- Born: Thomas Boutis 1922 New York City, New York, U.S.
- Died: October 29, 2018 (aged 95–96) U.S.
- Education: Cooper Union
- Movement: Abstract expressionist

= Tom Boutis =

American artist (1922–2018)

Thomas Boutis (1922 – 2018) was an American artist, known as an abstract expressionist with a love of color. He primarily worked in painting, drawing, collage, watercolor, and printmaking.

== Biography ==
Tom Boutis was born in 1922 in New York City to parents from Kastoria, Greece. He worked as a Federal Art Project artist. Boutis was drafted by the United States Army in 1943. Boutis attended Cooper Union and graduated in 1948. He was a friend of Vincent DaCosta Smith and in the early 1950s Boutis influenced Smith's early career as an artist. His first solo art show was in January 1955 at Zabriskie Gallery in New York City.

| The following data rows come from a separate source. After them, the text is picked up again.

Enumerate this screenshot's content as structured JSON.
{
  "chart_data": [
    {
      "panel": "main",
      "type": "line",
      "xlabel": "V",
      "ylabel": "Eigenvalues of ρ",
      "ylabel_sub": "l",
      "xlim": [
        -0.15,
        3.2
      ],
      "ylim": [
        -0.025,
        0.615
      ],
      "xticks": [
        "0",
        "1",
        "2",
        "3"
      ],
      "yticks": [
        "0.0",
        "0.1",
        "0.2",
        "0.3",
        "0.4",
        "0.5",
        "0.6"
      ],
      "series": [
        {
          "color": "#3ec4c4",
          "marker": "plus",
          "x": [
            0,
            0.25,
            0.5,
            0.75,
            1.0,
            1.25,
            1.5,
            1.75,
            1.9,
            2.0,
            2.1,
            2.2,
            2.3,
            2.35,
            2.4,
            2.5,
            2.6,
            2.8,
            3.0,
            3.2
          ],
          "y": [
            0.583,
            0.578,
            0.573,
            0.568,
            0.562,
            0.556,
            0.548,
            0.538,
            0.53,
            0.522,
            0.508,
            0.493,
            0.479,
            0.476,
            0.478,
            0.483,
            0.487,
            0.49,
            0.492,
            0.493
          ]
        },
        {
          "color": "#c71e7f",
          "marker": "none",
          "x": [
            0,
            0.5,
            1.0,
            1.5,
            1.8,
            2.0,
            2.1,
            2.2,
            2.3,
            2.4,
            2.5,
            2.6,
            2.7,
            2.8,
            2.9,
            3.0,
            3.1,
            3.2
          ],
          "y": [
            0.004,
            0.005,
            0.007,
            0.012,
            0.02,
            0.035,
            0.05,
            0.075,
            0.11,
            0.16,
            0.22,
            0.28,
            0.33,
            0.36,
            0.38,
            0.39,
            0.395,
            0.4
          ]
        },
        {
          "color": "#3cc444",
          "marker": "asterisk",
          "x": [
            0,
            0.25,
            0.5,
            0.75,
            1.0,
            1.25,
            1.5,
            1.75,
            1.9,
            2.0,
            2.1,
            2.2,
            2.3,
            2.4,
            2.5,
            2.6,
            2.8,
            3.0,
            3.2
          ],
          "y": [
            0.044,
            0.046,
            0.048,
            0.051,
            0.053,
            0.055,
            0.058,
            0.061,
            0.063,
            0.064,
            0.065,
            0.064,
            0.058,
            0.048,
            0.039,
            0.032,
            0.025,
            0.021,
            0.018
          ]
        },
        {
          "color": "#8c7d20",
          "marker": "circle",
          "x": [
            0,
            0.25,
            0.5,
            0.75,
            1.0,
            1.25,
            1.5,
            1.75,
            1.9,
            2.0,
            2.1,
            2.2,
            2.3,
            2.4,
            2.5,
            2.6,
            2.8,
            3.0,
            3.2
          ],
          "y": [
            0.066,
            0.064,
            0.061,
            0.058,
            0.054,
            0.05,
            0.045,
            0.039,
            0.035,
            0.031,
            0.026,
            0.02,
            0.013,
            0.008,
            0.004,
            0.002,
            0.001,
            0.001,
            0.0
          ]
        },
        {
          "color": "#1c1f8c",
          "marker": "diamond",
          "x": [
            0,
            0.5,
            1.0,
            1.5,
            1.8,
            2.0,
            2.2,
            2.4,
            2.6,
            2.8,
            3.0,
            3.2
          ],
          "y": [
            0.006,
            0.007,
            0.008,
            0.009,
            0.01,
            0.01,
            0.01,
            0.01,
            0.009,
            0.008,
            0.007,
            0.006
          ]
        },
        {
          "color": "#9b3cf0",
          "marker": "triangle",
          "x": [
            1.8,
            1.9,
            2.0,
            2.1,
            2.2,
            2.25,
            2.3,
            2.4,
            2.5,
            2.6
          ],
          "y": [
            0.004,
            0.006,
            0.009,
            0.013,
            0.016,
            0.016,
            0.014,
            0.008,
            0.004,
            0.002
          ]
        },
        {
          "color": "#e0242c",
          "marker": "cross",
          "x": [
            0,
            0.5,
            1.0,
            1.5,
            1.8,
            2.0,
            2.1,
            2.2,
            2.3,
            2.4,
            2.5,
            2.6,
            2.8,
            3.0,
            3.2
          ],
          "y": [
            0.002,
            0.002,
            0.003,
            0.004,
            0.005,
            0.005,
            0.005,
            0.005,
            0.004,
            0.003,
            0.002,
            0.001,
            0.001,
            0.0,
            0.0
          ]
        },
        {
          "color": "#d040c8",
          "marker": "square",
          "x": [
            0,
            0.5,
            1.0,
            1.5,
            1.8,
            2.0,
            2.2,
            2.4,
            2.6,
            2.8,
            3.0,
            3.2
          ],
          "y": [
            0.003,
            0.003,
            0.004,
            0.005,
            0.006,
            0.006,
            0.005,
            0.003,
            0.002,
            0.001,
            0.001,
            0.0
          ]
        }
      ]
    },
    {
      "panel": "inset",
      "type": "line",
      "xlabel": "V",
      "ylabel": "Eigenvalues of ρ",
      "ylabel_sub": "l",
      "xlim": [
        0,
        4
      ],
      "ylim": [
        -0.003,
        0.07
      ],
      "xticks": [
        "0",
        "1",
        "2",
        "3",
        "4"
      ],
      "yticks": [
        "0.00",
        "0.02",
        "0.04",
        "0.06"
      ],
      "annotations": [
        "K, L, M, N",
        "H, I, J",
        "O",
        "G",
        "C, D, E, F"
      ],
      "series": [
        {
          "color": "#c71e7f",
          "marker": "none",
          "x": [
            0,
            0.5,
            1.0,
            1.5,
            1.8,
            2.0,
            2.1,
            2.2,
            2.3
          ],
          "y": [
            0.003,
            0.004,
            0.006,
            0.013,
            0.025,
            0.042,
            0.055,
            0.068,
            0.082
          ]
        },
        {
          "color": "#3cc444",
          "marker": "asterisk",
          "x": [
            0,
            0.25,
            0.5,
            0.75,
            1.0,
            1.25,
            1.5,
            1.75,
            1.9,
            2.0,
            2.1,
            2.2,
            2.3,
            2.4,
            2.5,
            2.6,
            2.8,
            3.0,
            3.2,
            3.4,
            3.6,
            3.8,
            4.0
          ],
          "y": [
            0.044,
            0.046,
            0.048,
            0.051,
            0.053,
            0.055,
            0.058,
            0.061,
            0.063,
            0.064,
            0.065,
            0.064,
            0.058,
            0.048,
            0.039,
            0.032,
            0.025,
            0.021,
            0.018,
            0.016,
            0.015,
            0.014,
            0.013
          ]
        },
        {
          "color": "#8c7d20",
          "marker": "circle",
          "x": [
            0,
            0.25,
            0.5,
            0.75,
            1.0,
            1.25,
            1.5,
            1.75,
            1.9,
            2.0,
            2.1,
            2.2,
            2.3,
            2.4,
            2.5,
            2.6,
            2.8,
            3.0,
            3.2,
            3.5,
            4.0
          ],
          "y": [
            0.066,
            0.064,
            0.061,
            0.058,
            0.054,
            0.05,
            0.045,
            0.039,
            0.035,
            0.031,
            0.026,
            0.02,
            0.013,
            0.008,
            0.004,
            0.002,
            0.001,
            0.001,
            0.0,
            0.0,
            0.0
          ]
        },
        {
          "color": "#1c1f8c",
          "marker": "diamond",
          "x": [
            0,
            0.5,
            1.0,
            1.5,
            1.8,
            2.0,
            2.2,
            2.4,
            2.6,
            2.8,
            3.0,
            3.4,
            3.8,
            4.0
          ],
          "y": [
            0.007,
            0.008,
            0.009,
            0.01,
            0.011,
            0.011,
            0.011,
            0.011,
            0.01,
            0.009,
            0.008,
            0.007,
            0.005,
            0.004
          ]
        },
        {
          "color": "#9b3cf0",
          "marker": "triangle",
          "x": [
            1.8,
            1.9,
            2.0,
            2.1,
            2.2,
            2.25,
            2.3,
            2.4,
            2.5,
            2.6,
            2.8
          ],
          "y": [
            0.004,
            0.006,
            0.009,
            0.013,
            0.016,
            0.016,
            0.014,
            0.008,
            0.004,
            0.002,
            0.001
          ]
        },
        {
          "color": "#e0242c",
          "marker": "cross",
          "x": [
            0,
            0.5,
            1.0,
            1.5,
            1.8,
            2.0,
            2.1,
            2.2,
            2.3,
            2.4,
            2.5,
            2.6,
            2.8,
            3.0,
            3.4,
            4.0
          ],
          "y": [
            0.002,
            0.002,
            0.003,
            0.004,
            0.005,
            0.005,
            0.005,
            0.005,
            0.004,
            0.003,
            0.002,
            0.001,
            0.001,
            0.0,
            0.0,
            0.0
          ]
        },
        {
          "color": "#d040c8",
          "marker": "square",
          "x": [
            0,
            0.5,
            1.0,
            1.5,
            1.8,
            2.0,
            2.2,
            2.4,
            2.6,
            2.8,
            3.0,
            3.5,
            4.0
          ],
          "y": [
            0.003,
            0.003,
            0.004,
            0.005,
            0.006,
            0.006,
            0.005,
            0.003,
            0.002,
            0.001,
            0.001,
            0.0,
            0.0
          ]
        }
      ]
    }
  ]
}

In the 1950s, with artists from the E 10th Street co-op movement, he established the Area Gallery in New York City which was in operation from 1958 until 1965. The original members of Area Gallery were Tom Boutis, alongside artists John Ireland Collins, Charles Steven DuBack, Joe Fiore, Bernard Langlais, Ed Moses, Daphne Mumford, and Paul Yakovenko. Alongside many of the artist from Area Gallery, Boutis was a founding member of the artist-run Landmark Gallery at 469 Broome Street in SoHo, in operation from 1972 until 1982.

Boutis was a National Academician and member of the National Academy of Design, joining in 1995.

Boutis died on October 29, 2018, at the age of 96.

His work is included in many public museum collections, including Art Institute of Chicago, the Solomon R. Guggenheim Museum archives, the Smithsonian Archives of American Art, among others.